In the meantime the Electricity Authority cites various metrics which point to increased competition.
In any case the idea of prices being set at the margin is hardly some discredited neo-liberal doctrine from the 1980s. It is commonplace.
What is novel is the Opposition's idea that the buyers of a commodity should pay suppliers different prices depending on the supplier's costs.
Suppose there are two neighbouring dairy farmers, one of whom inherited his farm 20 years ago while the other bought his land recently and has just completed an expensive dairy conversion.
Fonterra will pay them both the same price in cents per kilogram of milk solids.
It will not use its market power to offer the older guy a lower price on the grounds that he has a much bigger profit margin and has capitalised a lot of free rainfall into his balance sheet.
That might be an argument for a capital gains tax, but not for differential pricing at the farm gate based on historical costs.

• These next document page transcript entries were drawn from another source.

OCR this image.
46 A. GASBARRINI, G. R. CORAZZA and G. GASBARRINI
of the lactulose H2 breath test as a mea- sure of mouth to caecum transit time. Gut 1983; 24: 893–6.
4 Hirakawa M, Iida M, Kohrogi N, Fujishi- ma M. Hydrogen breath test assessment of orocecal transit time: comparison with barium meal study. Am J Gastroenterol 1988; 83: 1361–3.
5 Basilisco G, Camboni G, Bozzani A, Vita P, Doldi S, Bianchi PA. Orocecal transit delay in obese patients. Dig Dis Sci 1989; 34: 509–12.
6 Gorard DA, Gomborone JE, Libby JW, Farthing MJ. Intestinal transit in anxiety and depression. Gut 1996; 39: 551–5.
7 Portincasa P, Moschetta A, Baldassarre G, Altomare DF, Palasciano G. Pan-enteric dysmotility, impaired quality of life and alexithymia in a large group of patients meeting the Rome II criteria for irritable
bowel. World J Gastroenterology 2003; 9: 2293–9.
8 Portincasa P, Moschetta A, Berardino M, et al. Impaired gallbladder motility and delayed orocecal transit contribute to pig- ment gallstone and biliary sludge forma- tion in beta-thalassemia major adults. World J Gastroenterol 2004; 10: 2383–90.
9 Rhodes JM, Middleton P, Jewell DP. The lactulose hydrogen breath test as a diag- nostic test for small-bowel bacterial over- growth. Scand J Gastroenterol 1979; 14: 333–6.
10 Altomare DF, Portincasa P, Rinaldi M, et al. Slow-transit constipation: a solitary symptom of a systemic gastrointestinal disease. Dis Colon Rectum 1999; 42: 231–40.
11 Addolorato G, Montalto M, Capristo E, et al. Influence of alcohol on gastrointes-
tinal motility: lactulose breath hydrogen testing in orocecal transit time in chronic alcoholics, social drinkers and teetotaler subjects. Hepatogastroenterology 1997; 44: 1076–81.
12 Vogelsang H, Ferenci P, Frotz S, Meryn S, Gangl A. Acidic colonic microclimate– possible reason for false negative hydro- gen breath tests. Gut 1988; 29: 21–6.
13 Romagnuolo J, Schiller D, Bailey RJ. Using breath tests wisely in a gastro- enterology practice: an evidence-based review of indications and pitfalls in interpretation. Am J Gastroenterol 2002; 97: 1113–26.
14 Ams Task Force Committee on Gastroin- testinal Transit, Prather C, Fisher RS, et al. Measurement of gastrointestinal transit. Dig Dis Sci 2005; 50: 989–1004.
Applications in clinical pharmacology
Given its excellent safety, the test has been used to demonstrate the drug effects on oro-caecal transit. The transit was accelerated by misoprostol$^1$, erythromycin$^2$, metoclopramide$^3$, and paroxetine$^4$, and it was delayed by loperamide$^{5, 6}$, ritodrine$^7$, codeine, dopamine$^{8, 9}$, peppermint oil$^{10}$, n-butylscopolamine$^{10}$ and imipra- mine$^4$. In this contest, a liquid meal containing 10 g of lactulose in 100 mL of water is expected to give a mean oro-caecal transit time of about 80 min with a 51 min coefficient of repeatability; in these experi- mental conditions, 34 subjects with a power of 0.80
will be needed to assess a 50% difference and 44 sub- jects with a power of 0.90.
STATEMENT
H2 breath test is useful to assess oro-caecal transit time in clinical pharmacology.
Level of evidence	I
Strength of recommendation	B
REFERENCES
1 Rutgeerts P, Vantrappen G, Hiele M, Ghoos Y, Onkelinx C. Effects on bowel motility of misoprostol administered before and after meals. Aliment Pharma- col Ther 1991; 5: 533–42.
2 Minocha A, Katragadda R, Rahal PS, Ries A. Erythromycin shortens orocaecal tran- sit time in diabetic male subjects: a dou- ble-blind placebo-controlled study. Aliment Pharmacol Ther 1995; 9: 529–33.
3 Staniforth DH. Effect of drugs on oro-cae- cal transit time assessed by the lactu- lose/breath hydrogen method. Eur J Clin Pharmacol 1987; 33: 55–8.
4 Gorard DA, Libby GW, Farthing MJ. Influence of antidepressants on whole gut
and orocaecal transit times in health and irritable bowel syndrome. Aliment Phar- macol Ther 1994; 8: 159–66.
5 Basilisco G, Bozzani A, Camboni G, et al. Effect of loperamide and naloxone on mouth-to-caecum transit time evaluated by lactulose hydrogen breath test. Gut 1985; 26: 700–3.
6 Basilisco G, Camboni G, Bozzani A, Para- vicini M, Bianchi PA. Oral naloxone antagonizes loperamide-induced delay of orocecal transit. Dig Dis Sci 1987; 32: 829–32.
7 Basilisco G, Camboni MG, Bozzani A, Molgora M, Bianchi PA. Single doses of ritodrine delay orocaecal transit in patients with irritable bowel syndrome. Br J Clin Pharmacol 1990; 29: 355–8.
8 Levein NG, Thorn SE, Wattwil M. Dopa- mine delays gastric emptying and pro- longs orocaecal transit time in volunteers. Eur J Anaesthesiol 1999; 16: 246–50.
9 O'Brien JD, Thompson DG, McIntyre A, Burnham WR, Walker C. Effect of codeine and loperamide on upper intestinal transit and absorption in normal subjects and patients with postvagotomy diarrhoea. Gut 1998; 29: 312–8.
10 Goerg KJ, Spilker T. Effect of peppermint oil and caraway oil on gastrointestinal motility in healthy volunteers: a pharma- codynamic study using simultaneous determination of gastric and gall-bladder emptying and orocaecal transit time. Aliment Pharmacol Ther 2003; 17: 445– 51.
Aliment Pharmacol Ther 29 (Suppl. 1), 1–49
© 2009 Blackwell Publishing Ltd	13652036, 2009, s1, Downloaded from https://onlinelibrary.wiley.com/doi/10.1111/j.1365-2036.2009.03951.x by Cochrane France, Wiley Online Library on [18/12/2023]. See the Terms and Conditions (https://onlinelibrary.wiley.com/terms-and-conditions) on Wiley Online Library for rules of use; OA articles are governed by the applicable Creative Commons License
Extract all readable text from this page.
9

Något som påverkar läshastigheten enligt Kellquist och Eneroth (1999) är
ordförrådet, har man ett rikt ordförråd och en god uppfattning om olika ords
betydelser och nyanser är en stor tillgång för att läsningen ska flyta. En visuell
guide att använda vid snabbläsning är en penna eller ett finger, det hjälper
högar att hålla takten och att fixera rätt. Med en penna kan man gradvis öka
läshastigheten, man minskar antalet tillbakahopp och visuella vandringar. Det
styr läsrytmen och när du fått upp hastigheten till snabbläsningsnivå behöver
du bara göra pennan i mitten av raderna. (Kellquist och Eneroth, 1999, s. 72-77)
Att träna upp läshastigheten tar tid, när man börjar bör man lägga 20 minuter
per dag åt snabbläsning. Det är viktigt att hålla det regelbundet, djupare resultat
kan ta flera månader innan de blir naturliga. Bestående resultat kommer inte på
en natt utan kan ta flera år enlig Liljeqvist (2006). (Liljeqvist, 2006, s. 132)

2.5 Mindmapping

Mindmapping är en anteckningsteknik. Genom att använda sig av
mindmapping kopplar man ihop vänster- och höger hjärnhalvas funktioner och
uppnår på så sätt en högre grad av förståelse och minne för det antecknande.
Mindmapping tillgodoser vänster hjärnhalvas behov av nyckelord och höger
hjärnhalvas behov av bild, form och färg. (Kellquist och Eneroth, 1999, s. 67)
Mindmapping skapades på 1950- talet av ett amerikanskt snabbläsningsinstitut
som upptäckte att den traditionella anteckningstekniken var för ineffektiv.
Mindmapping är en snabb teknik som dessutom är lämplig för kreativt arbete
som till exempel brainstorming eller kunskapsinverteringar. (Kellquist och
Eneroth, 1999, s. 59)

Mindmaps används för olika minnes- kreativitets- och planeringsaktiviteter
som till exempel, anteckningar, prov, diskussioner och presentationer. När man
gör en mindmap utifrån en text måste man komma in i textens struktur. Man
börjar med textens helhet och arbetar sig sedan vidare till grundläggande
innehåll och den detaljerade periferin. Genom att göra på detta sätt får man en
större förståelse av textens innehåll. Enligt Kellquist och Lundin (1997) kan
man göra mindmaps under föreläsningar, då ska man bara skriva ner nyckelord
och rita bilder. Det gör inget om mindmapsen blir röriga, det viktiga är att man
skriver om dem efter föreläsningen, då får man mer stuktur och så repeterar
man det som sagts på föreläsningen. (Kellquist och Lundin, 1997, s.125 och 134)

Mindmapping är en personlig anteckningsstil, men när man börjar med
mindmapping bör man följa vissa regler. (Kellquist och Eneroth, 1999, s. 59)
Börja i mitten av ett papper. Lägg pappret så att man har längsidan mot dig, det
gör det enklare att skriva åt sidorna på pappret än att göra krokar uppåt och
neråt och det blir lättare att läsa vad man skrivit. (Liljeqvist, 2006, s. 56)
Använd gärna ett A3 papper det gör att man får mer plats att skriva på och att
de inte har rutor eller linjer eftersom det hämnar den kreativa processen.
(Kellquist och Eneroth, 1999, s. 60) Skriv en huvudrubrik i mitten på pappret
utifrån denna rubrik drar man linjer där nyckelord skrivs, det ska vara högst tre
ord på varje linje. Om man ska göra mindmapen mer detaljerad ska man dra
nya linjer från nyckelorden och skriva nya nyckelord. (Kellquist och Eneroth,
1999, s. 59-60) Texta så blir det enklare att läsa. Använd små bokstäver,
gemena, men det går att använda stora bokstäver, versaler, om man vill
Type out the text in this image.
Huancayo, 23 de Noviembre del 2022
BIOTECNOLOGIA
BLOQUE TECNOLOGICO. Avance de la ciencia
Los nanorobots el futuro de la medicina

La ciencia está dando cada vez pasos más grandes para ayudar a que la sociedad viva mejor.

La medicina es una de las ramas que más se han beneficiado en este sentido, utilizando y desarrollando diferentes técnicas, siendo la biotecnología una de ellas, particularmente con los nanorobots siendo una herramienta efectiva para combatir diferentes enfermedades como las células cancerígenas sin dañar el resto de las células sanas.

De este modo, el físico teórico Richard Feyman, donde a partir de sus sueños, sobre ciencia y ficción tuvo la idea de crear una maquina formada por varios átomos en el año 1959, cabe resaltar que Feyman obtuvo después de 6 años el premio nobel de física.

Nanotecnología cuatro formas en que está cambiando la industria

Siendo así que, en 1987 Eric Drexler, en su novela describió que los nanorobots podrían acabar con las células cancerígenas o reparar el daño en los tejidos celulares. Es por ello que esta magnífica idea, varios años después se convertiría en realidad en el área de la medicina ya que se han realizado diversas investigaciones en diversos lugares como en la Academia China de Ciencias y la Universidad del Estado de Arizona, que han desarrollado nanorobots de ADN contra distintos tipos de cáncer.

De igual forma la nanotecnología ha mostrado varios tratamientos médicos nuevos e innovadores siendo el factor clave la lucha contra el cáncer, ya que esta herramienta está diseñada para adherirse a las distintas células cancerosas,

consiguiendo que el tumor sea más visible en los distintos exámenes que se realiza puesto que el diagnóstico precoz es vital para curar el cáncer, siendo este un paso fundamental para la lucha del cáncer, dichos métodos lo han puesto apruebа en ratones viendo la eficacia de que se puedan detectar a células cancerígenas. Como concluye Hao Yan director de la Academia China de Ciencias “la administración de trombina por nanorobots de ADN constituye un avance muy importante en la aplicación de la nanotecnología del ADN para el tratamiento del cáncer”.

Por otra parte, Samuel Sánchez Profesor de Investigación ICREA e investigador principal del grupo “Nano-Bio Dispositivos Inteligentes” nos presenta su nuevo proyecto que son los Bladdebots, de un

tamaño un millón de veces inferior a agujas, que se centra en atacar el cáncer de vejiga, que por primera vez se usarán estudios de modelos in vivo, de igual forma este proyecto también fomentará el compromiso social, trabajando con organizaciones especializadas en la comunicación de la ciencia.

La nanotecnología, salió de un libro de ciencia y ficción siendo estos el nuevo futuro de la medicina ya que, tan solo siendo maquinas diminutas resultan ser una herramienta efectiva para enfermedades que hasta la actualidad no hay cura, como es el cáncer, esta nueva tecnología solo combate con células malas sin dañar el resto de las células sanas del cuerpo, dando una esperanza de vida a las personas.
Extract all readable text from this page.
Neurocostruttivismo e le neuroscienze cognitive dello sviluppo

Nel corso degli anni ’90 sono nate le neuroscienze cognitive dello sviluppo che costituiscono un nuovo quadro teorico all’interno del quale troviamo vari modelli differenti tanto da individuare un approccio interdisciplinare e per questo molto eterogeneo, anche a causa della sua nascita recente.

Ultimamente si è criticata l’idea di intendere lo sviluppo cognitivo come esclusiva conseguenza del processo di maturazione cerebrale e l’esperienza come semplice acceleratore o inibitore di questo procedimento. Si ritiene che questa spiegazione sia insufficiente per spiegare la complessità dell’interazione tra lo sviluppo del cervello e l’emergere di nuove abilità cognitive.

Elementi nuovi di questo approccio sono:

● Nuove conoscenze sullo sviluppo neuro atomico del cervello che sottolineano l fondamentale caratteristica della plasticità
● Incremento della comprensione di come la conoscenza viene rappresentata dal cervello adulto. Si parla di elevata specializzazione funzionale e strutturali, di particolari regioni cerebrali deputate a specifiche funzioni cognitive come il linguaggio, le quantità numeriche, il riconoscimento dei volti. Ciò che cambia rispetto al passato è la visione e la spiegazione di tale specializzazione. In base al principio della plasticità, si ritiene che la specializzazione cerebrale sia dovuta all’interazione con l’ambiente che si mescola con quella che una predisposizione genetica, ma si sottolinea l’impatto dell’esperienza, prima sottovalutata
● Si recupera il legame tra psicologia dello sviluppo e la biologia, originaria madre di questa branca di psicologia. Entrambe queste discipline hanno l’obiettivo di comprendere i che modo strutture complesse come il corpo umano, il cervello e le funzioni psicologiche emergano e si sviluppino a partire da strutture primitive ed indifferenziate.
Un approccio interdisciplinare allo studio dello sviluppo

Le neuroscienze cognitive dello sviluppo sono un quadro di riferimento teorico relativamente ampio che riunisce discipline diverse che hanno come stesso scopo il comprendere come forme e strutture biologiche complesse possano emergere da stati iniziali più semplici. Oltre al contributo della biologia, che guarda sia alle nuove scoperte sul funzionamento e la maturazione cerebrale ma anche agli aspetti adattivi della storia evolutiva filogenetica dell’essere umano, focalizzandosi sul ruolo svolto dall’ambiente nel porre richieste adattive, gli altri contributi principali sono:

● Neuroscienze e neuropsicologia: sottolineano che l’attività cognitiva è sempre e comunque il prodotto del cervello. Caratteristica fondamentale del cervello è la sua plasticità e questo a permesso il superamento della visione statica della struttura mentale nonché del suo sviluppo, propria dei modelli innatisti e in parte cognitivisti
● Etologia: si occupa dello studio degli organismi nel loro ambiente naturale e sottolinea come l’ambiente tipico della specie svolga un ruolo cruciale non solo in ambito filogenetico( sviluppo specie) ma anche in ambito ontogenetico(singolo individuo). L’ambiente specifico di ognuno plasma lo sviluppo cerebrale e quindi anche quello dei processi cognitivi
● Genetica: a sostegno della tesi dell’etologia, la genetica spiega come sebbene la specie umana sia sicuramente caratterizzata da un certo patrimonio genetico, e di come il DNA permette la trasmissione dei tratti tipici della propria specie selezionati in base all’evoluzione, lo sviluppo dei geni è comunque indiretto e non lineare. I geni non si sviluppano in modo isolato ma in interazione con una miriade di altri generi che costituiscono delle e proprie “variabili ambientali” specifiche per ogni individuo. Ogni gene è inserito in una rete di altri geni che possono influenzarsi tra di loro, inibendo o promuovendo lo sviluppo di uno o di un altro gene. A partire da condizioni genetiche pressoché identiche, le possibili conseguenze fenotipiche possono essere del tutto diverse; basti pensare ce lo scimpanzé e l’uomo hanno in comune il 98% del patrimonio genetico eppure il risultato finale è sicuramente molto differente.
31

It would not be fair, or efficient.
Whatever model New Zealand has for its electricity system has to be able to cope with wide swings from year to year in how much rain and snow falls in the catchments of the hydro lakes, which have limited storage capacity.
In the first half of last year the system was severely tested. Inflows into the South Island lakes were the lowest on record.
Did you notice? Neither did I.
The Electricity Authority, reporting the previous Wednesday on the market's performance last year, said it had worked well compared with past dry years. Power flowed south across Cook Strait earlier and water in the southern lakes was conserved.
Labour's finance spokesman, David Parker, who is the architect of this policy, looked closely at the single buyer model when he was Minister of Energy in another, less severe, dry year, 2006.
"At that time we had transmission constraints and generation margins [a buffer of spare capacity] that were so tight that we had weekly reviews in Cabinet. At that point the absolute priority was energy security margins and therefore we didn't want to do anything that might cause an investor strike," he says.
"Security of supply is paramount. It is not that we were comfortable with the profits that were being extracted under the long-run marginal cost model.
"Now New Zealand's electricity generation margins are better than they have been for a long time, so if there was ever a time you could actually do this it is now. During that period of transition will generators be slower to invest in new kit? Yes."
Officials' advice then was that it would take a couple of years to implement a transition to a single-buyer model. Or so they guessed; they could not find any example of another jurisdiction making that change.
The same excess capacity - even without the possible closure of the Tiwai Pt aluminium smelter - that Parker sees as a window of opportunity for radical structural change in the electricity sector, equity analysts see as putting downward pressure on wholesale electricity prices anyway.